A opinião pública adula-o. Quere-o de vestimenta trocada, no Palácio Presidencial. Perante isso, a opinião publicada – saiba a diferença, leitor: a pública dita, a publicada especula – não entende. Nem a ele, nem ao povo.
Já eu, não posso dizer que não compreendo os colunistas da praça. Do Almirante, pouco se sabe além da aptidão logística e da cor dos olhos. Tudo isso, além de, com um punhado de colegas militares, ter aparecido em socorro da máquina pública, fazendo-a – vou dizer! – funcionar. Caros colunistas da praça, é desta que traduzo o povo: o Almirante funciona.
E repito: dele, pouco se sabe. O que, para o efeito, pode ser uma vantagem. Em qualquer café, basta ouvir a mesa do lado: o Almirante é o paradoxo de um herói por falta de heróis. Um Marquês de Pombal de farda. O que basta.
Mas vou além: reparo no velho fascínio humano pelo oculto. Pelo que é turvo. Quanto ao encoberto – o que vai na cabeça do Almirante, digo -, Mark Lilla poderá ter resumido uma futura reação dos portugueses num subtítulo de livro: “On Wanting Not to Know”.
Aplicando três camadas de diplomacia, diria que nem James Bond daria conta da luta política portuguesa. No topo, um governo preso pelos arames de uma futura eleição indesejada pelo povo, eleito por uns milhares de votos de diferença para o segundo partido posicionado.
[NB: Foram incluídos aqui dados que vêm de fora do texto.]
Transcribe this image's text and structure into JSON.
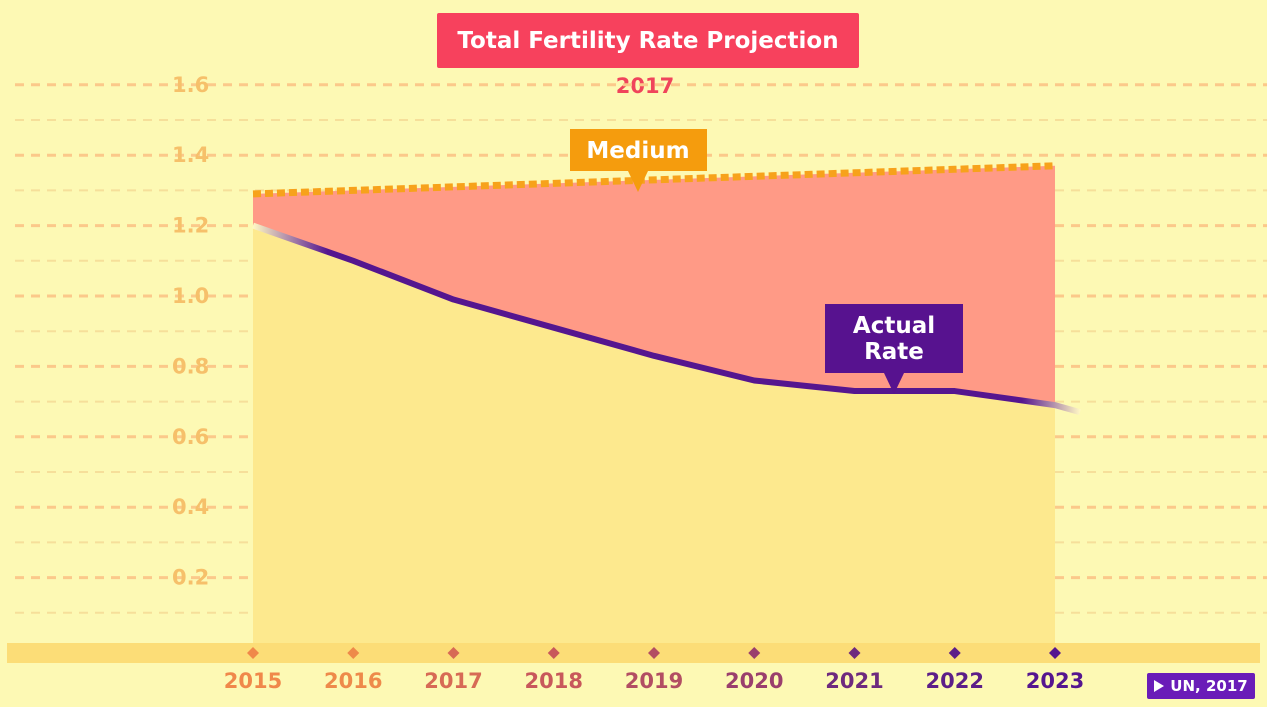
{
  "chart_data": {
    "type": "area",
    "title": "Total Fertility Rate Projection",
    "subtitle": "2017",
    "x": [
      "2015",
      "2016",
      "2017",
      "2018",
      "2019",
      "2020",
      "2021",
      "2022",
      "2023"
    ],
    "ylim": [
      0,
      1.6
    ],
    "yticks": [
      "0.2",
      "0.4",
      "0.6",
      "0.8",
      "1.0",
      "1.2",
      "1.4",
      "1.6"
    ],
    "series": [
      {
        "name": "Medium",
        "label": "Medium",
        "color": "#f7a21b",
        "style": "dotted",
        "values": [
          1.29,
          1.3,
          1.31,
          1.32,
          1.33,
          1.34,
          1.35,
          1.36,
          1.37
        ]
      },
      {
        "name": "Actual Rate",
        "label_lines": [
          "Actual",
          "Rate"
        ],
        "color": "#55168f",
        "style": "solid",
        "values": [
          1.2,
          1.1,
          0.99,
          0.91,
          0.83,
          0.76,
          0.73,
          0.73,
          0.69
        ]
      }
    ],
    "gap_fill_color": "#ff9a86",
    "under_fill_color": "#fde98e",
    "grid": true,
    "xtick_colors": [
      "#f0884a",
      "#ee8a4a",
      "#d76a55",
      "#c8585b",
      "#b24e63",
      "#9a3f6d",
      "#6e2a7e",
      "#5c1e88",
      "#55168f"
    ]
  },
  "source": {
    "label": "UN, 2017",
    "icon": "play-icon",
    "color": "#6a1cb8"
  }
}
Diferença essa que não enche um Morumbis.
No Parlamento, é o alvoroço de uma bancada em derby. Com a menor maioria relativa de sempre, o atual governo faz por apanhar as migalhas, antes que a oposição lhe coma
o pão - que não é de trigo, é de despesa pública. Dito isto: o governo nem sabe se acordará amanhã. Sabe que sempre acordará como um pé rapado.
Nada que deixe o Presidente de bem com a República. Marcelo Rebelo de Sousa, o atual inquilino do Palácio, dissolveu por duas vezes o Parlamento, convocando novas eleições – as prerrogativas mais duras do cardápio de poderes. Justificou-as com um mote: mais estabilidade, em meio a crises políticas; ora em 2021, ora em 2024. Teve-a em 21, cuja o partido maioritário tratou de depenar; não a teve em 24, resultando num governo de pífia maioria. Marcelo, portanto, coleciona derrotas como selos.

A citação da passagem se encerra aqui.